4. The apparatus of claim 1, further comprising magnetic means associated with the rolling element to cause the rolling element to engage the one rail of the adjacent track.

5. The apparatus of claim 4, wherein the magnetic means comprises a permanent magnet.

6. The apparatus of claim 4, wherein the magnetic means comprises a solenoid.

7. The apparatus of claim 4, wherein the rolling element comprises a roller in rolling engagement with the outer flank of the rail head of the one rail of the adjacent track, and the magnetic means is substantially U-shaped and encompasses the roller.

8. The apparatus of claim 4, wherein the rolling element comprises two rollers spaced apart along the one rail of the adjacent track and in rolling engagement with the outer flank of the rail head of the one rail, and the magnetic means is a permanent magnet mounted between the rollers.

9. The apparatus of claim 1, further comprising resilient means mounted for pressing the rolling element into engagement with the one rail of the adjacent track.

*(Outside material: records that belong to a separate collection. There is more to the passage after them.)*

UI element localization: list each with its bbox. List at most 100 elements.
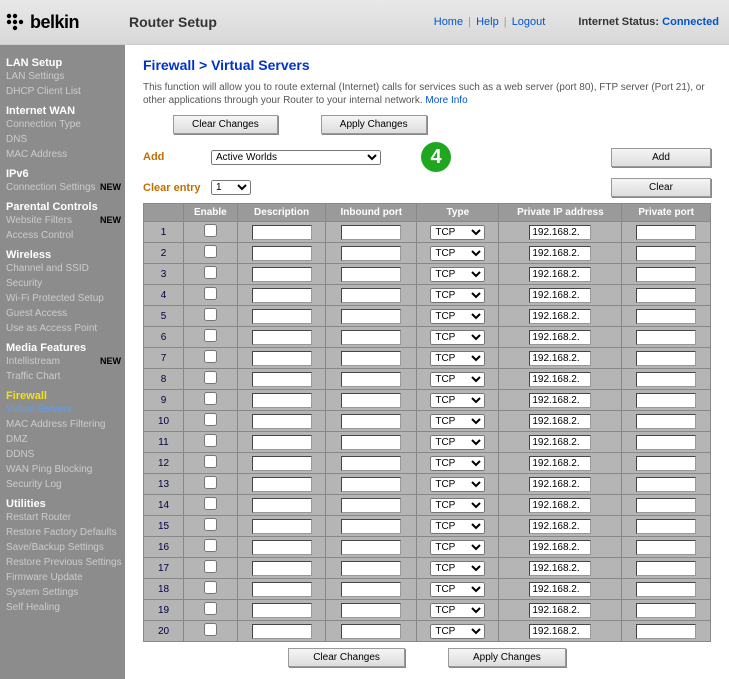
description-input[interactable] xyxy=(252,414,312,429)
private-ip-input[interactable] xyxy=(529,330,591,345)
type-select[interactable]: TCPUDP xyxy=(430,288,485,303)
private-ip-input[interactable] xyxy=(529,603,591,618)
help-link[interactable]: Help xyxy=(476,16,499,28)
inbound-port-input[interactable] xyxy=(341,288,401,303)
description-input[interactable] xyxy=(252,393,312,408)
private-port-input[interactable] xyxy=(636,540,696,555)
enable-checkbox[interactable] xyxy=(204,602,217,615)
inbound-port-input[interactable] xyxy=(341,267,401,282)
private-port-input[interactable] xyxy=(636,288,696,303)
inbound-port-input[interactable] xyxy=(341,372,401,387)
inbound-port-input[interactable] xyxy=(341,414,401,429)
private-ip-input[interactable] xyxy=(529,561,591,576)
sidebar-item[interactable]: Restore Previous Settings xyxy=(6,555,125,570)
type-select[interactable]: TCPUDP xyxy=(430,309,485,324)
sidebar-item[interactable]: Firmware Update xyxy=(6,570,125,585)
type-select[interactable]: TCPUDP xyxy=(430,351,485,366)
private-port-input[interactable] xyxy=(636,561,696,576)
sidebar-item[interactable]: Website FiltersNEW xyxy=(6,213,125,228)
enable-checkbox[interactable] xyxy=(204,623,217,636)
private-port-input[interactable] xyxy=(636,477,696,492)
private-port-input[interactable] xyxy=(636,225,696,240)
type-select[interactable]: TCPUDP xyxy=(430,267,485,282)
enable-checkbox[interactable] xyxy=(204,371,217,384)
description-input[interactable] xyxy=(252,561,312,576)
sidebar-item[interactable]: Connection Type xyxy=(6,117,125,132)
private-port-input[interactable] xyxy=(636,267,696,282)
sidebar-item[interactable]: DNS xyxy=(6,132,125,147)
clear-button[interactable]: Clear xyxy=(611,178,711,197)
sidebar-item[interactable]: WAN Ping Blocking xyxy=(6,462,125,477)
sidebar-section[interactable]: Internet WAN xyxy=(6,105,125,117)
sidebar-section[interactable]: Wireless xyxy=(6,249,125,261)
description-input[interactable] xyxy=(252,435,312,450)
inbound-port-input[interactable] xyxy=(341,330,401,345)
inbound-port-input[interactable] xyxy=(341,393,401,408)
private-port-input[interactable] xyxy=(636,309,696,324)
enable-checkbox[interactable] xyxy=(204,329,217,342)
sidebar-item[interactable]: MAC Address xyxy=(6,147,125,162)
private-ip-input[interactable] xyxy=(529,435,591,450)
enable-checkbox[interactable] xyxy=(204,392,217,405)
type-select[interactable]: TCPUDP xyxy=(430,477,485,492)
private-port-input[interactable] xyxy=(636,603,696,618)
description-input[interactable] xyxy=(252,540,312,555)
description-input[interactable] xyxy=(252,267,312,282)
inbound-port-input[interactable] xyxy=(341,456,401,471)
description-input[interactable] xyxy=(252,288,312,303)
enable-checkbox[interactable] xyxy=(204,518,217,531)
description-input[interactable] xyxy=(252,309,312,324)
enable-checkbox[interactable] xyxy=(204,224,217,237)
inbound-port-input[interactable] xyxy=(341,225,401,240)
private-ip-input[interactable] xyxy=(529,477,591,492)
inbound-port-input[interactable] xyxy=(341,519,401,534)
private-ip-input[interactable] xyxy=(529,267,591,282)
sidebar-section[interactable]: IPv6 xyxy=(6,168,125,180)
type-select[interactable]: TCPUDP xyxy=(430,456,485,471)
enable-checkbox[interactable] xyxy=(204,581,217,594)
private-port-input[interactable] xyxy=(636,456,696,471)
enable-checkbox[interactable] xyxy=(204,476,217,489)
type-select[interactable]: TCPUDP xyxy=(430,519,485,534)
sidebar-item[interactable]: Save/Backup Settings xyxy=(6,540,125,555)
type-select[interactable]: TCPUDP xyxy=(430,414,485,429)
private-ip-input[interactable] xyxy=(529,414,591,429)
home-link[interactable]: Home xyxy=(434,16,463,28)
private-ip-input[interactable] xyxy=(529,246,591,261)
description-input[interactable] xyxy=(252,372,312,387)
sidebar-section[interactable]: Utilities xyxy=(6,498,125,510)
inbound-port-input[interactable] xyxy=(341,477,401,492)
private-ip-input[interactable] xyxy=(529,309,591,324)
type-select[interactable]: TCPUDP xyxy=(430,372,485,387)
inbound-port-input[interactable] xyxy=(341,246,401,261)
sidebar-item[interactable]: Wi-Fi Protected Setup xyxy=(6,291,125,306)
type-select[interactable]: TCPUDP xyxy=(430,561,485,576)
apply-changes-button-bottom[interactable]: Apply Changes xyxy=(448,648,566,667)
private-port-input[interactable] xyxy=(636,624,696,639)
description-input[interactable] xyxy=(252,456,312,471)
private-port-input[interactable] xyxy=(636,582,696,597)
description-input[interactable] xyxy=(252,624,312,639)
type-select[interactable]: TCPUDP xyxy=(430,582,485,597)
inbound-port-input[interactable] xyxy=(341,435,401,450)
private-port-input[interactable] xyxy=(636,435,696,450)
sidebar-item[interactable]: Security xyxy=(6,276,125,291)
clear-changes-button[interactable]: Clear Changes xyxy=(173,115,278,134)
type-select[interactable]: TCPUDP xyxy=(430,435,485,450)
sidebar-item[interactable]: DDNS xyxy=(6,447,125,462)
sidebar-section[interactable]: Media Features xyxy=(6,342,125,354)
private-ip-input[interactable] xyxy=(529,624,591,639)
type-select[interactable]: TCPUDP xyxy=(430,225,485,240)
description-input[interactable] xyxy=(252,582,312,597)
sidebar-section[interactable]: Firewall xyxy=(6,390,125,402)
type-select[interactable]: TCPUDP xyxy=(430,330,485,345)
type-select[interactable]: TCPUDP xyxy=(430,246,485,261)
private-ip-input[interactable] xyxy=(529,540,591,555)
description-input[interactable] xyxy=(252,603,312,618)
add-button[interactable]: Add xyxy=(611,148,711,167)
description-input[interactable] xyxy=(252,330,312,345)
private-port-input[interactable] xyxy=(636,351,696,366)
sidebar-item[interactable]: System Settings xyxy=(6,585,125,600)
inbound-port-input[interactable] xyxy=(341,561,401,576)
inbound-port-input[interactable] xyxy=(341,582,401,597)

10. The apparatus of claim 1, wherein the rolling element comprises at least one flanged roller.

11. The apparatus of claim 1, wherein the rolling element comprises at least one roller in rolling engagement with the outer flank of the rail head of the one rail of the adjacent track, and further comprising a guide plate cooperating with the roller and the one rail for positioning the roller in engaged relationship with the one rail.

12. The apparatus of claim 1, wherein the indicator comprises a scale and a pointer cooperating with the scale to produce the measuring signal, and further comprising a rod laterally movable with the rolling element, the rod carrying the pointer.

13. The apparatus of claim 12, wherein the cooperating scale and pointer of the indicator are arranged to produce an electrical measuring signal, and further comprising a recording instrument receiving the electrical measuring signal and producing a written record in response thereto.